Once upon a time, travel lounges were reserved for an elite group: frequent business travelers, big-spending first-class fliers, and the occasionally upgraded everyman. Now, with credit cards and loyalty plans all vying for our attention (and annual fees), lounge access has become commonplace, upsetting a lot of frequent flyers and big spenders – womp womp.
Many lounges are seeing overcrowding, and different carriers have taken steps to reduce the congestion and, in turn, make them a little more peaceful. Here are some of the recent changes you can expect to see on your next lounge visit.
Amex drops its free guest for Centurion lounges
Amex Platinum cardholders can currently bring two guests, free of charge, to any Centurion Lounge. The range is one of the most expansive selections and one of my favorite places to relax before a flight.
Unfortunately, in the New Year, cardholders will have to pay for any guests to enter the lounge with them unless they spend more than $75,000 a year on the card.

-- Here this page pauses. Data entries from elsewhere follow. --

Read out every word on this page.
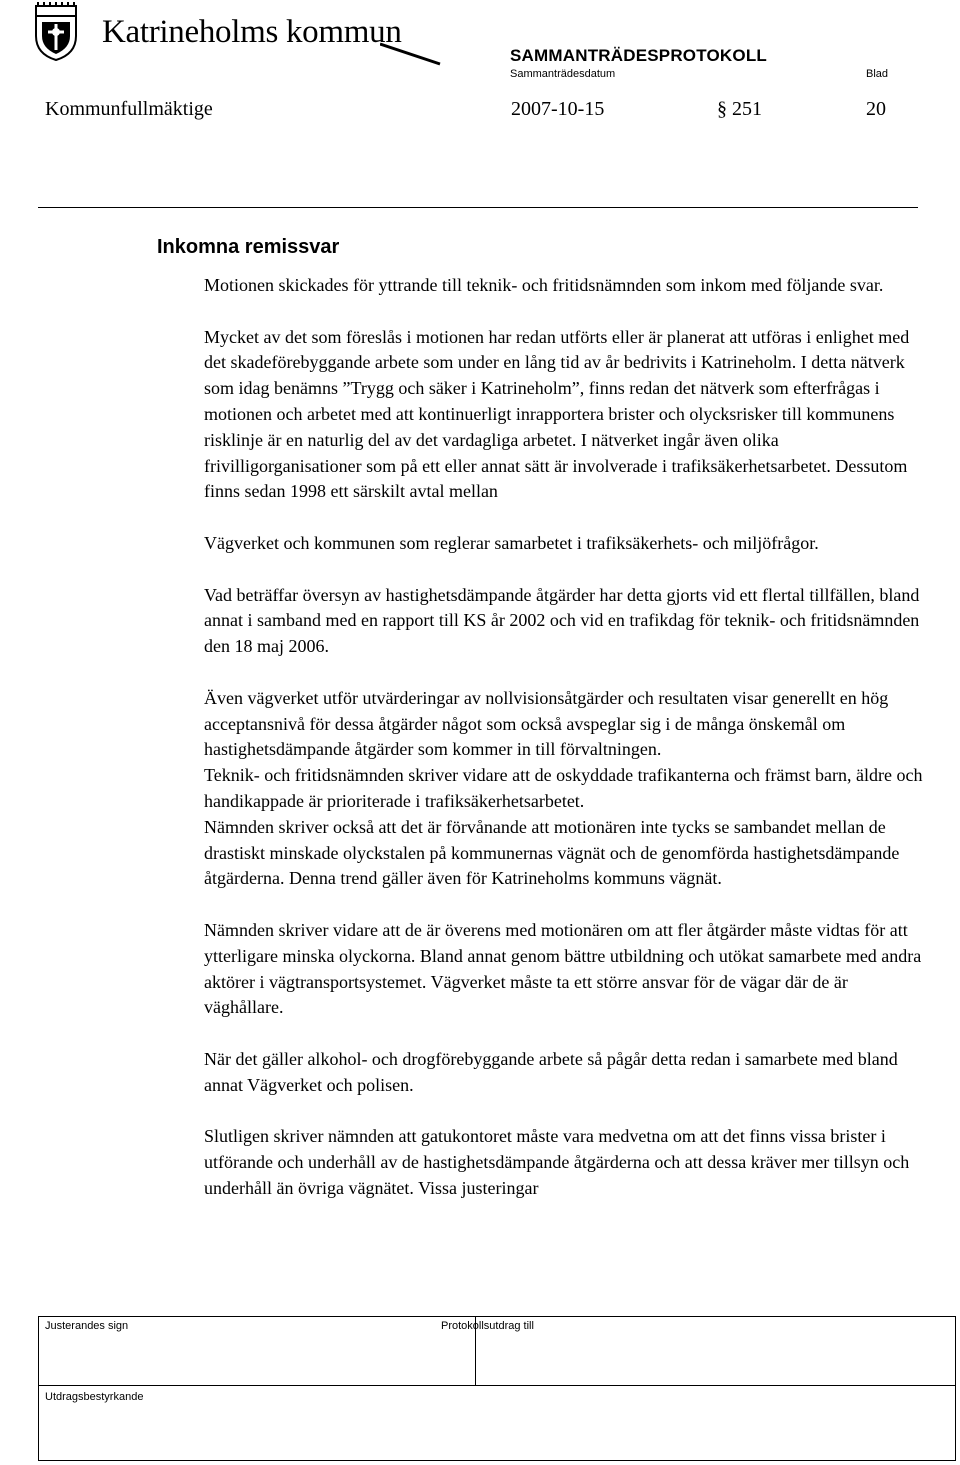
Katrineholms kommun
SAMMANTRÄDESPROTOKOLL
Sammanträdesdatum	Blad
Kommunfullmäktige	2007-10-15	§ 251	20
Inkomna remissvar

Motionen skickades för yttrande till teknik- och fritidsnämnden som inkom med följande svar.

Mycket av det som föreslås i motionen har redan utförts eller är planerat att utföras i enlighet med det skadeförebyggande arbete som under en lång tid av år bedrivits i Katrineholm. I detta nätverk som idag benämns ”Trygg och säker i Katrineholm”, finns redan det nätverk som efterfrågas i motionen och arbetet med att kontinuerligt inrapportera brister och olycksrisker till kommunens risklinje är en naturlig del av det vardagliga arbetet. I nätverket ingår även olika frivilligorganisationer som på ett eller annat sätt är involverade i trafiksäkerhetsarbetet. Dessutom finns sedan 1998 ett särskilt avtal mellan

Vägverket och kommunen som reglerar samarbetet i trafiksäkerhets- och miljöfrågor.

Vad beträffar översyn av hastighetsdämpande åtgärder har detta gjorts vid ett flertal tillfällen, bland annat i samband med en rapport till KS år 2002 och vid en trafikdag för teknik- och fritidsnämnden den 18 maj 2006.

Även vägverket utför utvärderingar av nollvisionsåtgärder och resultaten visar generellt en hög acceptansnivå för dessa åtgärder något som också avspeglar sig i de många önskemål om hastighetsdämpande åtgärder som kommer in till förvaltningen.

Teknik- och fritidsnämnden skriver vidare att de oskyddade trafikanterna och främst barn, äldre och handikappade är prioriterade i trafiksäkerhetsarbetet.

Nämnden skriver också att det är förvånande att motionären inte tycks se sambandet mellan de drastiskt minskade olyckstalen på kommunernas vägnät och de genomförda hastighetsdämpande åtgärderna. Denna trend gäller även för Katrineholms kommuns vägnät.

Nämnden skriver vidare att de är överens med motionären om att fler åtgärder måste vidtas för att ytterligare minska olyckorna. Bland annat genom bättre utbildning och utökat samarbete med andra aktörer i vägtransportsystemet. Vägverket måste ta ett större ansvar för de vägar där de är väghållare.

När det gäller alkohol- och drogförebyggande arbete så pågår detta redan i samarbete med bland annat Vägverket och polisen.

Slutligen skriver nämnden att gatukontoret måste vara medvetna om att det finns vissa brister i utförande och underhåll av de hastighetsdämpande åtgärderna och att dessa kräver mer tillsyn och underhåll än övriga vägnätet. Vissa justeringar

Justerandes sign	Protokollsutdrag till
Utdragsbestyrkande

Paying for lounge access isn’t always worth it, especially if you’re already on a budget.
Delta brings in VIP lines to skip the wait at Sky Clubs
Sky Clubs are another excellent range that is now seeing restrictions. The airline spent the summer testing ways to appease frustrated high-spending customers who found themselves waiting as long as half an hour to enter the lounge.
To counter the problem, Delta has created designated VIP lines for Delta Diamond Medallion members, Delta 360 members, and any Delta One or First-Class ticket holders. The groups mentioned will now be able to skip any lines while everyone else waits for space.

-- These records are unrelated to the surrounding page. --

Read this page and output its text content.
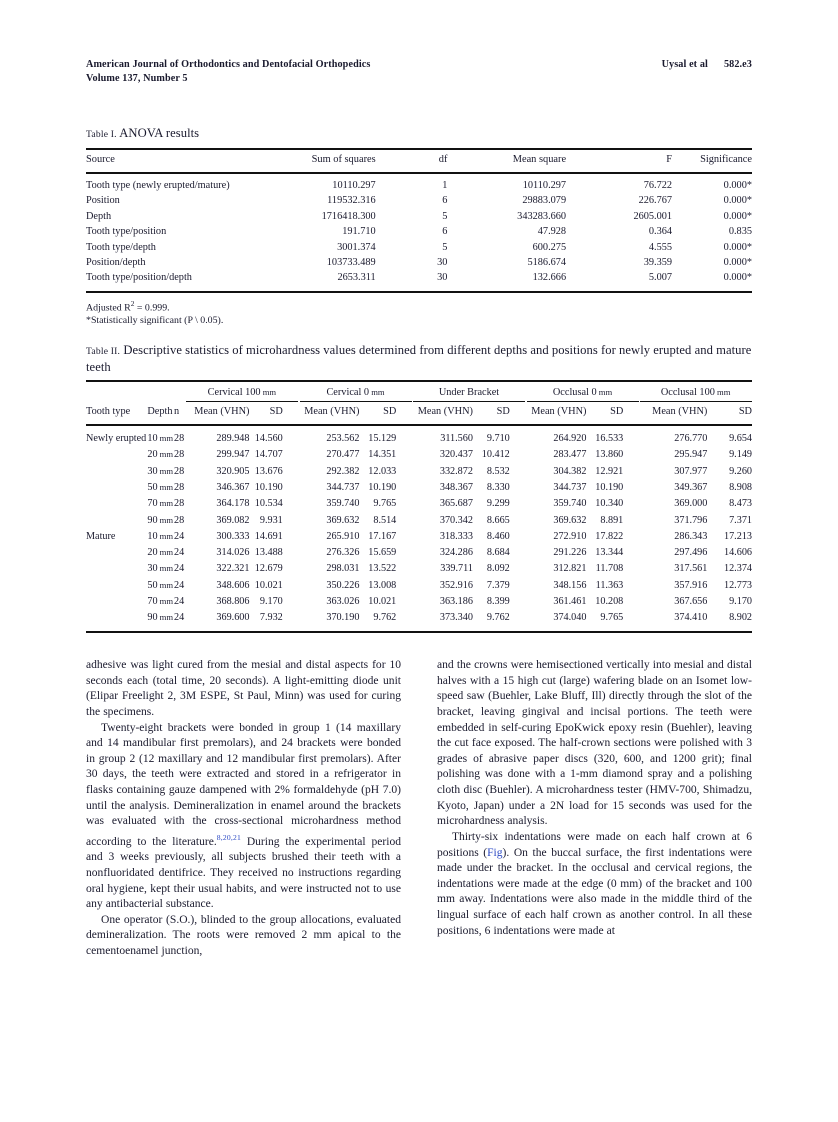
American Journal of Orthodontics and Dentofacial Orthopedics
Volume 137, Number 5
Uysal et al 582.e3
Table I. ANOVA results
Source	Sum of squares	df	Mean square	F	Significance
Tooth type (newly erupted/mature)	10110.297	1	10110.297	76.722	0.000*
Position	119532.316	6	29883.079	226.767	0.000*
Depth	1716418.300	5	343283.660	2605.001	0.000*
Tooth type/position	191.710	6	47.928	0.364	0.835
Tooth type/depth	3001.374	5	600.275	4.555	0.000*
Position/depth	103733.489	30	5186.674	39.359	0.000*
Tooth type/position/depth	2653.311	30	132.666	5.007	0.000*
Adjusted $R^2 = 0.999$.
*Statistically significant (P \ 0.05).
Table II. Descriptive statistics of microhardness values determined from different depths and positions for newly erupted and mature teeth
			Cervical 100 mm		Cervical 0 mm		Under Bracket		Occlusal 0 mm		Occlusal 100 mm	
Tooth type	Depth	n	Mean (VHN)	SD	Mean (VHN)	SD	Mean (VHN)	SD	Mean (VHN)	SD	Mean (VHN)	SD
Newly erupted	10 mm	28	289.948	14.560	253.562	15.129	311.560	9.710	264.920	16.533	276.770	9.654
	20 mm	28	299.947	14.707	270.477	14.351	320.437	10.412	283.477	13.860	295.947	9.149
	30 mm	28	320.905	13.676	292.382	12.033	332.872	8.532	304.382	12.921	307.977	9.260
	50 mm	28	346.367	10.190	344.737	10.190	348.367	8.330	344.737	10.190	349.367	8.908
	70 mm	28	364.178	10.534	359.740	9.765	365.687	9.299	359.740	10.340	369.000	8.473
	90 mm	28	369.082	9.931	369.632	8.514	370.342	8.665	369.632	8.891	371.796	7.371
Mature	10 mm	24	300.333	14.691	265.910	17.167	318.333	8.460	272.910	17.822	286.343	17.213
	20 mm	24	314.026	13.488	276.326	15.659	324.286	8.684	291.226	13.344	297.496	14.606
	30 mm	24	322.321	12.679	298.031	13.522	339.711	8.092	312.821	11.708	317.561	12.374
	50 mm	24	348.606	10.021	350.226	13.008	352.916	7.379	348.156	11.363	357.916	12.773
	70 mm	24	368.806	9.170	363.026	10.021	363.186	8.399	361.461	10.208	367.656	9.170
	90 mm	24	369.600	7.932	370.190	9.762	373.340	9.762	374.040	9.765	374.410	8.902

adhesive was light cured from the mesial and distal aspects for 10 seconds each (total time, 20 seconds). A light-emitting diode unit (Elipar Freelight 2, 3M ESPE, St Paul, Minn) was used for curing the specimens.

Twenty-eight brackets were bonded in group 1 (14 maxillary and 14 mandibular first premolars), and 24 brackets were bonded in group 2 (12 maxillary and 12 mandibular first premolars). After 30 days, the teeth were extracted and stored in a refrigerator in flasks containing gauze dampened with 2% formaldehyde (pH 7.0) until the analysis. Demineralization in enamel around the brackets was evaluated with the cross-sectional microhardness method according to the literature.$^{8,20,21}$ During the experimental period and 3 weeks previously, all subjects brushed their teeth with a nonfluoridated dentifrice. They received no instructions regarding oral hygiene, kept their usual habits, and were instructed not to use any antibacterial substance.

One operator (S.O.), blinded to the group allocations, evaluated demineralization. The roots were removed 2 mm apical to the cementoenamel junction,

and the crowns were hemisectioned vertically into mesial and distal halves with a 15 high cut (large) wafering blade on an Isomet low-speed saw (Buehler, Lake Bluff, Ill) directly through the slot of the bracket, leaving gingival and incisal portions. The teeth were embedded in self-curing EpoKwick epoxy resin (Buehler), leaving the cut face exposed. The half-crown sections were polished with 3 grades of abrasive paper discs (320, 600, and 1200 grit); final polishing was done with a 1-mm diamond spray and a polishing cloth disc (Buehler). A microhardness tester (HMV-700, Shimadzu, Kyoto, Japan) under a 2N load for 15 seconds was used for the microhardness analysis.

Thirty-six indentations were made on each half crown at 6 positions (Fig). On the buccal surface, the first indentations were made under the bracket. In the occlusal and cervical regions, the indentations were made at the edge (0 mm) of the bracket and 100 mm away. Indentations were also made in the middle third of the lingual surface of each half crown as another control. In all these positions, 6 indentations were made at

United unveils new lounge format
United has already unveiled its new grab-and-go lounge format, dubbed United Club Fly. The micro-lounges only have enough seats for around 16 people, but they’re not designed to keep people there. Those eligible for entry can simply pass through, grab a bite, and head back to the departure area.
It’s hoped the quick option with food availability will draw some travelers away from the larger lounges, but time will tell. United’s Club Fly at Denver Airport is the only one open so far but, if successful, could pave the way for more.